ただし、人物造形においてモデルは全くない。高野慎三が『紅い花』の構想を聞いた頃に、『南風』という長編の話を聞いているが、漂流譚の一種である『南風』の主人公だった初老男性を高野はジッさんの原形ではないかと質問したが、「ないですね」と一言答えた。また、宿の娘マリも実際の娘をモデルにしたわけではなく、娘がいるとは聞いたが、会ってはいないと答えている[2]。
細部のリアリズム
[編集]全作品に共通する姿勢だが、つげは徹底して細部のリアリズムにこだわる。例えば、漫画に使用される方言には、田舎の人といえば「東北訛り」というようなパターン化された人物が出てくることが多いが、そうならないよう注意している。ジッさんが「オメ」と相手に呼びかける台詞が幾度となく出てくるが、普通なら「オメエ」に決まっている(つげ自身の言葉)が、そうならないよう注意している。
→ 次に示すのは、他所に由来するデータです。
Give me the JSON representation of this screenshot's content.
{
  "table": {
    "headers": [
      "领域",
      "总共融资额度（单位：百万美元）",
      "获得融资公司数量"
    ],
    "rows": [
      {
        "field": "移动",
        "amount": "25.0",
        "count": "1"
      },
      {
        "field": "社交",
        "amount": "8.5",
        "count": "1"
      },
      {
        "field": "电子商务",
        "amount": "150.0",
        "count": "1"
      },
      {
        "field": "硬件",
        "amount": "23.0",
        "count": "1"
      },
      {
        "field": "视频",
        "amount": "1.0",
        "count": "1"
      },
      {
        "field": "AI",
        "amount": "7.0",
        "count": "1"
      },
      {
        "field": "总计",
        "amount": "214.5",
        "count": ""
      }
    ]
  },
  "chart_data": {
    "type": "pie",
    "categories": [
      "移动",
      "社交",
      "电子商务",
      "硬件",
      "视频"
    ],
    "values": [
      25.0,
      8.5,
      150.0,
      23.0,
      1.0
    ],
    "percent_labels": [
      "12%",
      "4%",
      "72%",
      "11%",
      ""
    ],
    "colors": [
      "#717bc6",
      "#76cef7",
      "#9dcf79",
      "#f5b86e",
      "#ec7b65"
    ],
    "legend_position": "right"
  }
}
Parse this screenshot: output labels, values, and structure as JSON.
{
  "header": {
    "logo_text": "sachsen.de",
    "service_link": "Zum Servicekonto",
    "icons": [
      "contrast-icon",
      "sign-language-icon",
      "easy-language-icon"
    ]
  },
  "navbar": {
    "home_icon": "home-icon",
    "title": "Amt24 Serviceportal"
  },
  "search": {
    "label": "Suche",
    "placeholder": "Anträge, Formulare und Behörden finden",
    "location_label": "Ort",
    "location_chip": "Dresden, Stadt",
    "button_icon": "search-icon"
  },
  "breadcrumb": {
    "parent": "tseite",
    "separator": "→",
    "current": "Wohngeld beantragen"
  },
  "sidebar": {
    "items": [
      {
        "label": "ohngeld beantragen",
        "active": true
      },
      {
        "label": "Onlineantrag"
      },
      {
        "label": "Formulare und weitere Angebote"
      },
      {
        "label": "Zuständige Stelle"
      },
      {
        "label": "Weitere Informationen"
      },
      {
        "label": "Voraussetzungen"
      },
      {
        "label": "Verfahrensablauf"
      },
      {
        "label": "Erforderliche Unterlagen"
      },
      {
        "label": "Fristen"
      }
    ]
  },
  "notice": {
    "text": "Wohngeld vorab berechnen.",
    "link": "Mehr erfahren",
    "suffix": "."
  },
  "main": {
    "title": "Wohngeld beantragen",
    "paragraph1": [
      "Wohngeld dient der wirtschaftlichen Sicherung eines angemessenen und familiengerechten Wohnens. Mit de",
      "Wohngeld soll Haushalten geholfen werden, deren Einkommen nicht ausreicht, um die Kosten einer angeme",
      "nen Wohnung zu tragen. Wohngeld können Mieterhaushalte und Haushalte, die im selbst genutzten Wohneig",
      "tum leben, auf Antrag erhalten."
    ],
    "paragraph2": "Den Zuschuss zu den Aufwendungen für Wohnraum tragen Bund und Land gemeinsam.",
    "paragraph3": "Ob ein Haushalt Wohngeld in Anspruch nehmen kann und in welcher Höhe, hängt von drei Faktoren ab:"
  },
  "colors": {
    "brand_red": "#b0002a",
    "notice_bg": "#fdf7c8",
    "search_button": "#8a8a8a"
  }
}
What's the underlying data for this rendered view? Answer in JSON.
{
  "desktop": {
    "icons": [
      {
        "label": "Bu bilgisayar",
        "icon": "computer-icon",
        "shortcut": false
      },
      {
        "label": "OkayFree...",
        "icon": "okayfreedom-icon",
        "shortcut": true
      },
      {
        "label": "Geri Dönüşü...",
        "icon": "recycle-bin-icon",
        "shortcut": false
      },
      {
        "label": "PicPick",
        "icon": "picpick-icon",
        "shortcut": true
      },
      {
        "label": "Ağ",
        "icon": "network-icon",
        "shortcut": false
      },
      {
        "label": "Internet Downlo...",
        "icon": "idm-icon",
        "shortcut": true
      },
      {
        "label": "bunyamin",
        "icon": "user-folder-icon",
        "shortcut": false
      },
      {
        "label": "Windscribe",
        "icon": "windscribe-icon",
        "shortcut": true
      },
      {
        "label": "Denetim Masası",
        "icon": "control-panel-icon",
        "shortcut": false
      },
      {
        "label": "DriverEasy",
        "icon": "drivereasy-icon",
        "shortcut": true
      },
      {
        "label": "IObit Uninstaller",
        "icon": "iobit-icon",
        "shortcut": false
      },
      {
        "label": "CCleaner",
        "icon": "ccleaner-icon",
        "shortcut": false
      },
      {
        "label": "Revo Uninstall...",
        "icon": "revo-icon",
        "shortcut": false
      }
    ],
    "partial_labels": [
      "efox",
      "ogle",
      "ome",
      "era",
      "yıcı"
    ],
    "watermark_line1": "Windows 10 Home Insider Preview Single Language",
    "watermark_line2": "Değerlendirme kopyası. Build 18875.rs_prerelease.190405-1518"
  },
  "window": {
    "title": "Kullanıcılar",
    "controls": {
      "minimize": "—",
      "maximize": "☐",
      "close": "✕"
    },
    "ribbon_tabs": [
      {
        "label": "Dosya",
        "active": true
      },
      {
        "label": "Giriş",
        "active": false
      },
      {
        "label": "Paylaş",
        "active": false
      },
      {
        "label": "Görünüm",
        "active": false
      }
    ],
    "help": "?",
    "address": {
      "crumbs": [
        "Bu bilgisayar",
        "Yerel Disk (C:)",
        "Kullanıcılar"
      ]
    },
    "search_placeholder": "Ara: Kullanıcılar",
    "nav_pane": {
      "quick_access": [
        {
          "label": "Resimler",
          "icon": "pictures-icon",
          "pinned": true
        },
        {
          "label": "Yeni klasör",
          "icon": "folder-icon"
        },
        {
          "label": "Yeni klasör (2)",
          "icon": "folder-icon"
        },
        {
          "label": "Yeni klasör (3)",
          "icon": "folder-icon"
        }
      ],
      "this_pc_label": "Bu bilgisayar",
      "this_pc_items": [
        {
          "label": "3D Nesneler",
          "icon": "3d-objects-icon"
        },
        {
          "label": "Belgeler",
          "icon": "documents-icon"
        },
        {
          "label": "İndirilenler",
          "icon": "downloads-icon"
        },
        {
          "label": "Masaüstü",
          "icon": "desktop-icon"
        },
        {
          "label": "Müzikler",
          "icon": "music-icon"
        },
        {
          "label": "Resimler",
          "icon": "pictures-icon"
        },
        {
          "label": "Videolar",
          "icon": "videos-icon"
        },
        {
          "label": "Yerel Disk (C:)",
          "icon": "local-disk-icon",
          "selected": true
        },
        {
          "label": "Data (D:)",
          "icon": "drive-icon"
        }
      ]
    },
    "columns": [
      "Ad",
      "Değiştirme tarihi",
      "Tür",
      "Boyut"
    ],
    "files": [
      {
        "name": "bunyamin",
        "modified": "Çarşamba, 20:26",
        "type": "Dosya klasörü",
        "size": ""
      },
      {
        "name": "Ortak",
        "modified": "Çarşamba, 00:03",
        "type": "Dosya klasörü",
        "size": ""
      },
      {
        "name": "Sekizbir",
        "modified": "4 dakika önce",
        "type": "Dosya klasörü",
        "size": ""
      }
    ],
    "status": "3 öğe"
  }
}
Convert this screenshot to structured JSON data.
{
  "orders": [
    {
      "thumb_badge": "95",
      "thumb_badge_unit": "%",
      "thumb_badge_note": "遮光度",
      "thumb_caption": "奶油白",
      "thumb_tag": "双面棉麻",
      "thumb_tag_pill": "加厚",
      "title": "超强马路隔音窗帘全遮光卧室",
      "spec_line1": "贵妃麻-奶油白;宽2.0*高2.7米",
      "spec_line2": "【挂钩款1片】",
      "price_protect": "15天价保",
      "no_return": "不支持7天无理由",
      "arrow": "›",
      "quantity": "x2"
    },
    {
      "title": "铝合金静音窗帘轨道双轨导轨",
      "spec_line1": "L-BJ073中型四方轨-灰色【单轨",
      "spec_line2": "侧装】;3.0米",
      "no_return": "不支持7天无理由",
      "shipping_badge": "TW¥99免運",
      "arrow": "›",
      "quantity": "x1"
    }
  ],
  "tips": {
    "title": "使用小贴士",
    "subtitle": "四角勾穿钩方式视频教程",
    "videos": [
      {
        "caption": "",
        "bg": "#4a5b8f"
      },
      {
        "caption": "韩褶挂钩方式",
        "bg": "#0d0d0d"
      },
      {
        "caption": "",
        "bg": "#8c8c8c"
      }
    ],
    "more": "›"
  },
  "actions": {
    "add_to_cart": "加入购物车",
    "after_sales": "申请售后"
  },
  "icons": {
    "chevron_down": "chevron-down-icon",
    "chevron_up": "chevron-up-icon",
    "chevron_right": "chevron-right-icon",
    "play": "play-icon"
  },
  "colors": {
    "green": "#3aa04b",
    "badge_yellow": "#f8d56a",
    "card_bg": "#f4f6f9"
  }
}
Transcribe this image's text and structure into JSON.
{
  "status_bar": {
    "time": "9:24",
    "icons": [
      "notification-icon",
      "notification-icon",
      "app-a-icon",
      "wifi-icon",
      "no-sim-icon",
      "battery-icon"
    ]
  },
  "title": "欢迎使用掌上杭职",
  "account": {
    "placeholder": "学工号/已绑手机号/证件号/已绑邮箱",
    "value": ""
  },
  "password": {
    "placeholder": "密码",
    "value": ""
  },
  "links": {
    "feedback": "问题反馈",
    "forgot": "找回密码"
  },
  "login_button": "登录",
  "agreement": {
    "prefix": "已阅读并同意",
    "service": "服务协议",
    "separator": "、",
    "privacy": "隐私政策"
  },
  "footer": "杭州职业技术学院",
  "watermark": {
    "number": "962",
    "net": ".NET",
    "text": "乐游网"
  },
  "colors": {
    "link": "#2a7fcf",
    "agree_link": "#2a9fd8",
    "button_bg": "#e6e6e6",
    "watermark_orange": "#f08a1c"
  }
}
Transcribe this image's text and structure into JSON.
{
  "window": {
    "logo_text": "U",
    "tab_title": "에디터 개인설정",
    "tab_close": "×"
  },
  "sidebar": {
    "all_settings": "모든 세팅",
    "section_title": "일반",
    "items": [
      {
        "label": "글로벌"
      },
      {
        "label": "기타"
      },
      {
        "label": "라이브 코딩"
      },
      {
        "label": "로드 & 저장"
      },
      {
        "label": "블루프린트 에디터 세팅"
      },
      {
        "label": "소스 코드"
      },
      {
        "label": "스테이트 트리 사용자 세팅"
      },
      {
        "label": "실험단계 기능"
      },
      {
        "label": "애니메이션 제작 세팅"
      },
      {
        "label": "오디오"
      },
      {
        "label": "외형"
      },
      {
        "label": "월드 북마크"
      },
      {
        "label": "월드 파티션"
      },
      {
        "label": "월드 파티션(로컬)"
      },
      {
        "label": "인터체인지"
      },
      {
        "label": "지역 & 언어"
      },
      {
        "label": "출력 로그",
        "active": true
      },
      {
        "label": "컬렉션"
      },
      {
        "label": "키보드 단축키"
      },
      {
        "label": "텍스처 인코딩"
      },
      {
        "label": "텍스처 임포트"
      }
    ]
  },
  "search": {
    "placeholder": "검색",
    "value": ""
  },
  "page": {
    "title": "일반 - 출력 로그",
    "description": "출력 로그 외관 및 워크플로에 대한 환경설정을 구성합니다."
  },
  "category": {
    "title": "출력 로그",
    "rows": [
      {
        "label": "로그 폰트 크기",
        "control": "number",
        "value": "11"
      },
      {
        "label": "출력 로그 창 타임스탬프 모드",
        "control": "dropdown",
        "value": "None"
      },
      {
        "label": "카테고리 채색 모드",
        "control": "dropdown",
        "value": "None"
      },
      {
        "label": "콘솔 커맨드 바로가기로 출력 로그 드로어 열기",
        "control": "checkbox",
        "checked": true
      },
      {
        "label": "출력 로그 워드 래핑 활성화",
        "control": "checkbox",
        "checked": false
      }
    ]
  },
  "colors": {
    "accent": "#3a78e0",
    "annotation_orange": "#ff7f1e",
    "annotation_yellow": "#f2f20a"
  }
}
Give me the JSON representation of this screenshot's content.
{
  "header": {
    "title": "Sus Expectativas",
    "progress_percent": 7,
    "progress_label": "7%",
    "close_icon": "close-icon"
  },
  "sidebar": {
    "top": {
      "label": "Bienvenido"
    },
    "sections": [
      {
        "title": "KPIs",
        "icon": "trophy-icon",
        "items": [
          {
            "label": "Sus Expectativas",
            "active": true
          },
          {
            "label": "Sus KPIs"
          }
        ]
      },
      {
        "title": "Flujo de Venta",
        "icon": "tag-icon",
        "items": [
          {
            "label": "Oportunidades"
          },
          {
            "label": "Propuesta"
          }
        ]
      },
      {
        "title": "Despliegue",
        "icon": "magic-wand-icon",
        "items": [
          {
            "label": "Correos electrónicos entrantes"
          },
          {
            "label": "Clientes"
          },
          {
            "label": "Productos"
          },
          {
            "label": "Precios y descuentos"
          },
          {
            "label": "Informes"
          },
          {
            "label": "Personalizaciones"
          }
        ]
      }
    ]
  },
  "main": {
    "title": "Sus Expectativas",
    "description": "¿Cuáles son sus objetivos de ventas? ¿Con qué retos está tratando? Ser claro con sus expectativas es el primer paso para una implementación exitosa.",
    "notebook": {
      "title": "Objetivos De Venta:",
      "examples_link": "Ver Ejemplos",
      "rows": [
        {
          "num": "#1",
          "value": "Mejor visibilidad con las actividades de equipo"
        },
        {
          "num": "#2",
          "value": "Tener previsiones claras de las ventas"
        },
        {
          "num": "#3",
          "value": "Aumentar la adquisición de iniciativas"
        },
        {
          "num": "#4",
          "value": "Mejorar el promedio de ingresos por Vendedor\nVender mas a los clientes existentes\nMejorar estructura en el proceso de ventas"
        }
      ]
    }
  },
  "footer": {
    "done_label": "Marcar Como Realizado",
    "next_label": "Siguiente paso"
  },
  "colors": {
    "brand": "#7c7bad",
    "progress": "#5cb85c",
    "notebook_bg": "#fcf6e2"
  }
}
「オメ、ハイライト吸うか」というセリフも、わざわざたばこを一服勧めるのだから、いこいやしんせいでは平凡で意外性がないし、ハイライトと言わせるとジッさんらしくない意外性があるが、作り過ぎているのではないかと疑ってみるのだという[2]。
評価
[編集]- 高野慎三 - 「二岐渓谷」の老夫婦、「オンドル小屋」の少女、「ほんやら堂のべんさん」などと同様に、この作品のジッさんの姿は、ユーモアたっぷりに、しかし哀切に描かれている。彼らの過去と未来を思い、読者は暗たんたる思いを描くかもしれない。が、同時に作中の彼らもそんな生活から脱却や飛翔も可能であったことを鑑みれば、読者であるわたしたちが寄せる作中人物への心情は、ただの思い上がりかもしれない。では作者も思い上がっているのかと言えば、そうではなく、作者はジッさんや少女やべんさんとともに下降しているのかもしれない。なぜなら、つげは傍観者ではなく、当事者なのだから。彼らに作者の姿が仮託されているのだ。観念上の庶民と共存することで、深い孤独からの自己救済を試みたのだ[6]。